フィンランド航空、アジア戦略が順調−旅客増加で空港拡張、利便性も向上

  • 2009年12月11日
(ヘルシンキ発 本誌 松本裕一) フィンランド航空(AY)・コマーシャル・ディビジョン・ネットワーク経営戦略管理担当副社長のペトリ・コステルマー氏によると、同社が進めるアジア戦略が順調に推移している。AYのアジア戦略は、ヘルシンキの地理的優位性を活用し、アジア/欧州間の需要を獲得しようとするもの。2009年は全体的には厳しい環境であったものの、全路線での旅客と貨物を合計した収益のうちアジア路線が占める割合は、2008年は約40%であったところが現在は50%にまで拡大。日本路線でも、特に増便した成田は2009年1月から9月までの累計で旅客数が前年比25%増となり、座席供給量を拡大したにも関わらず80%以上のロードファクターを実現している。

 今後も引き続きアジア戦略を推し進める方針で、12月11日には今後の成長を見込んだヘルシンキ・ヴァンター空港のターミナル拡張が終了し、空港の利用可能人数が年間1200万人から1600万人に拡大した。これに合わせてラウンジとスパを新設しており、乗り継ぎ客の利便性を向上。ラウンジとスパは、ビジネスクラス利用者やフィンエアー・プラスの旅客に無料で提供するだけでなく、それ以外の旅客も有料で利用できるようにする。また、バゲージ・ハンドリングのスピードが向上することで、ターミナルが拡大しても35分のMCTが維持可能という。

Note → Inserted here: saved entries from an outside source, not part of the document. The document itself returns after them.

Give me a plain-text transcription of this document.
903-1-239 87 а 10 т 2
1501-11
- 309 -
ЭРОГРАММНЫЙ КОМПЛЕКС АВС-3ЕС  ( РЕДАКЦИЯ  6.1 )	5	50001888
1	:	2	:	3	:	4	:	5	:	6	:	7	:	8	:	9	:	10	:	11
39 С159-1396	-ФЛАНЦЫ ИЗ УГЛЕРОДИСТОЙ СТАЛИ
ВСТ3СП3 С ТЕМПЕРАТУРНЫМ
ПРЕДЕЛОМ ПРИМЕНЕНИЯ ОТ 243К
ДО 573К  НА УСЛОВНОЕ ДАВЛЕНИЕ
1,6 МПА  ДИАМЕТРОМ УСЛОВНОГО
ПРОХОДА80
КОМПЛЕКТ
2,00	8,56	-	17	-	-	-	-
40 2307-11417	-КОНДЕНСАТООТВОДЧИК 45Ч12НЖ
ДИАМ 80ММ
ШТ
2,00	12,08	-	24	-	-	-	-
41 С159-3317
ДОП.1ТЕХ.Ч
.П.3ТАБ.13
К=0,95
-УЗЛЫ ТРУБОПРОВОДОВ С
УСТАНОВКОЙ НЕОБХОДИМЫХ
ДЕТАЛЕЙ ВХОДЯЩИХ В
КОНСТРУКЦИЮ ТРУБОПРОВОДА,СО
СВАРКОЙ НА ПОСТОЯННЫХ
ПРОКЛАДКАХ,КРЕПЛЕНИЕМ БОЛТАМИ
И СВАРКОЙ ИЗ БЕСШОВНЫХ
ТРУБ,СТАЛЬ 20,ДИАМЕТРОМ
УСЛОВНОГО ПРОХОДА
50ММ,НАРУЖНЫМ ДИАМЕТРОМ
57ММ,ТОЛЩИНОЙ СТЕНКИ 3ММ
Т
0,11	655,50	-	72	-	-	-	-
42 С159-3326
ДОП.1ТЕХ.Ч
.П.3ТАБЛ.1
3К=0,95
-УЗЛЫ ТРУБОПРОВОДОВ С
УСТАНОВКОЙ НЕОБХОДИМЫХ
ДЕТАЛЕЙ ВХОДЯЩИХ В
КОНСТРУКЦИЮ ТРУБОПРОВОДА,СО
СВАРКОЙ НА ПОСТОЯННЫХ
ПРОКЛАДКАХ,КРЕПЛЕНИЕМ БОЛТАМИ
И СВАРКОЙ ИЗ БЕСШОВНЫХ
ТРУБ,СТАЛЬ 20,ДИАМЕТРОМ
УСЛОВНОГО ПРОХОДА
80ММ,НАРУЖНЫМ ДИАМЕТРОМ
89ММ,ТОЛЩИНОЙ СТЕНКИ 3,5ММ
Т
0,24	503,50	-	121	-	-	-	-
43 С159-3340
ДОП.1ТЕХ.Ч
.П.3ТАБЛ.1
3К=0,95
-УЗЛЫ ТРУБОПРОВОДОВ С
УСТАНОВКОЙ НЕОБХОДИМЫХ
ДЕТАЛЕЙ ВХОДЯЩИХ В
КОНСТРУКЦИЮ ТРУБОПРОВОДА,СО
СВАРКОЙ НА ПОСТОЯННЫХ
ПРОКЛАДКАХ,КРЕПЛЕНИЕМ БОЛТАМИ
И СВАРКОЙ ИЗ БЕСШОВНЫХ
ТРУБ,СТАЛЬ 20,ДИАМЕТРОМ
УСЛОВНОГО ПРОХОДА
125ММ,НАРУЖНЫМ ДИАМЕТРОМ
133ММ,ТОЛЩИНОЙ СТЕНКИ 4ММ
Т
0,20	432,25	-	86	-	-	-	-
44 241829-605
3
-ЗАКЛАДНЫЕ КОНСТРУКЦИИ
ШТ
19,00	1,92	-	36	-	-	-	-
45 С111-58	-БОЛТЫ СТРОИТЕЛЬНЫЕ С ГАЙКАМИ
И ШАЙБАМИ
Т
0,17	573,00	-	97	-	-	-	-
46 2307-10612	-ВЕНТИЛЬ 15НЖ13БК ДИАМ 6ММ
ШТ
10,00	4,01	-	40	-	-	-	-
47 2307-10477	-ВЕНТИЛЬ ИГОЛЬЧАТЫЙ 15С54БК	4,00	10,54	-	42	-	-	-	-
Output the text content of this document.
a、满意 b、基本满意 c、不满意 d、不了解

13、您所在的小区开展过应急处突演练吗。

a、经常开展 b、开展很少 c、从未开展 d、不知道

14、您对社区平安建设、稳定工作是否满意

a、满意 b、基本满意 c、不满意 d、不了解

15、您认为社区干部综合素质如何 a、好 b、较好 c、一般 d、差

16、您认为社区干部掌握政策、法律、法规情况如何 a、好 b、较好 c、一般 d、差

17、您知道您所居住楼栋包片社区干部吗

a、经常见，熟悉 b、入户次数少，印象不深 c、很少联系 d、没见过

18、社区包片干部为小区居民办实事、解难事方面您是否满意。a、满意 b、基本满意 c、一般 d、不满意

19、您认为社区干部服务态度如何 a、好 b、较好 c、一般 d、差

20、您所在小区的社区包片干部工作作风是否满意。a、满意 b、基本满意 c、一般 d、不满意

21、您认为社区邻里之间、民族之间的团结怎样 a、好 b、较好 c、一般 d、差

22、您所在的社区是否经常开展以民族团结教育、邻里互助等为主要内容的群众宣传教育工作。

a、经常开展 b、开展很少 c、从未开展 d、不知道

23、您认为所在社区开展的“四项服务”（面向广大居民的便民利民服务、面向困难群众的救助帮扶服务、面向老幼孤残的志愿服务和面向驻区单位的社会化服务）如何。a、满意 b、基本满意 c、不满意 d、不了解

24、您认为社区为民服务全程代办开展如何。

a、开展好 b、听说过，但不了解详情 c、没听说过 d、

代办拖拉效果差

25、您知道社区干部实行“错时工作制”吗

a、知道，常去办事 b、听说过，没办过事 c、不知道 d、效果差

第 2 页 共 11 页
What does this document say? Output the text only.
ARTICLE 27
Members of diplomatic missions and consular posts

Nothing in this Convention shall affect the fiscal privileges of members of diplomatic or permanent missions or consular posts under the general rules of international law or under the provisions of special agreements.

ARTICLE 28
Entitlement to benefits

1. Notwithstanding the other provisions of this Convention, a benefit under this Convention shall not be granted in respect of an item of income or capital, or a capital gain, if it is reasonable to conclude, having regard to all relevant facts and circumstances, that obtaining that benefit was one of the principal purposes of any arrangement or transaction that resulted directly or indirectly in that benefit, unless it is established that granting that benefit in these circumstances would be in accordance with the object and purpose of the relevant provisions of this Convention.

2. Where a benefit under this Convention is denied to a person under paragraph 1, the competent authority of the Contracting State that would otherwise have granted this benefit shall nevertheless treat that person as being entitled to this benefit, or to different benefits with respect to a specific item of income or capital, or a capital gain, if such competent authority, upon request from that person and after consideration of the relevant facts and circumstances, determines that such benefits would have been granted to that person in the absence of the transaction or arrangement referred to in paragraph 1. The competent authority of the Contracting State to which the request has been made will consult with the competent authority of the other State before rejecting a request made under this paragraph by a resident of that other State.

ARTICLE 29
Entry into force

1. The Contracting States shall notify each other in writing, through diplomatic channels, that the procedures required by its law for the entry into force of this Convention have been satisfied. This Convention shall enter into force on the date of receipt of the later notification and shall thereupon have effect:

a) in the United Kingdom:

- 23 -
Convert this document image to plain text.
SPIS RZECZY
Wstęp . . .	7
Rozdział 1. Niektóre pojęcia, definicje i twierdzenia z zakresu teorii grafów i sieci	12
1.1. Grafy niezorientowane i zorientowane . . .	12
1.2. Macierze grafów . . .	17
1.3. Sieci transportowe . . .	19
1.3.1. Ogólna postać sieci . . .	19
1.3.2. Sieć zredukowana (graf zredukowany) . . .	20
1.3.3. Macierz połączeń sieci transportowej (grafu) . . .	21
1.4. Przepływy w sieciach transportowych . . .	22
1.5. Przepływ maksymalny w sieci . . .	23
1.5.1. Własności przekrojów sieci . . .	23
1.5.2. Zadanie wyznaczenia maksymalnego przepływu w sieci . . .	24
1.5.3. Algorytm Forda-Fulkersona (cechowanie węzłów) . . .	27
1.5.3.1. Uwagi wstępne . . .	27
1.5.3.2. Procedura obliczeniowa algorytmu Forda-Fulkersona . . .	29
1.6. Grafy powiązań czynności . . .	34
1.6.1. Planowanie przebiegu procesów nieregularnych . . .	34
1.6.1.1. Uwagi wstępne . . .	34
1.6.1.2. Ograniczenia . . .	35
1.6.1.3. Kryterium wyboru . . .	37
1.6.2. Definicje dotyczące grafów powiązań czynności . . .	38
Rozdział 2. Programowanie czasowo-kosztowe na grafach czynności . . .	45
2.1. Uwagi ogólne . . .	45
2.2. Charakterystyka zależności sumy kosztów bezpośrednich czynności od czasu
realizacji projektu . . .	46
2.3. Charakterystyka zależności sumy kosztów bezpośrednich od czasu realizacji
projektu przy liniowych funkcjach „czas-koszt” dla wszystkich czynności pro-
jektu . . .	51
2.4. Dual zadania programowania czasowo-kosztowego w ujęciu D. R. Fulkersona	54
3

 今後の路線展開についてコステルマー氏は、「都市名は明かせないが、中国、東南アジア、インドの5都市で新路線を検討している」と説明。5都市のうち最初の路線は、新機材を受納する2011年の早い段階での実現をめざす。また、欧州域内の路線は、他社と連携して効率的に路線展開する考え。すでにパイロットの労働組合と、欧州内国際線の最大20%(座席供給量ベース)を他社便にアウトソースできるようにすることで合意。アウトソースは、新路線とAY既存路線の振り替え両方の可能性があるといい、現在複数の航空会社と協議を進めているところ。「2010年夏には具体化できる」見通しだ。

 なお、日本路線では、すでに発表済みの成田と中部の増便以外では決定した拡大案はないものの、「羽田の国際化が進んでいることはありがたい」と言及。ただし、「深夜早朝枠に限定されると、欧州系キャリアには厳しい」と語った。また、将来的にはヘルシンキ経由でのアジア/北米東海岸の需要にも取り組む方針で、2010年夏に就航するヘルシンキ/トロント線が日本路線と1時間30分で接続可能なことから、「日本/ヘルシンキ/北米東海岸の可能性を探りたい」と語った。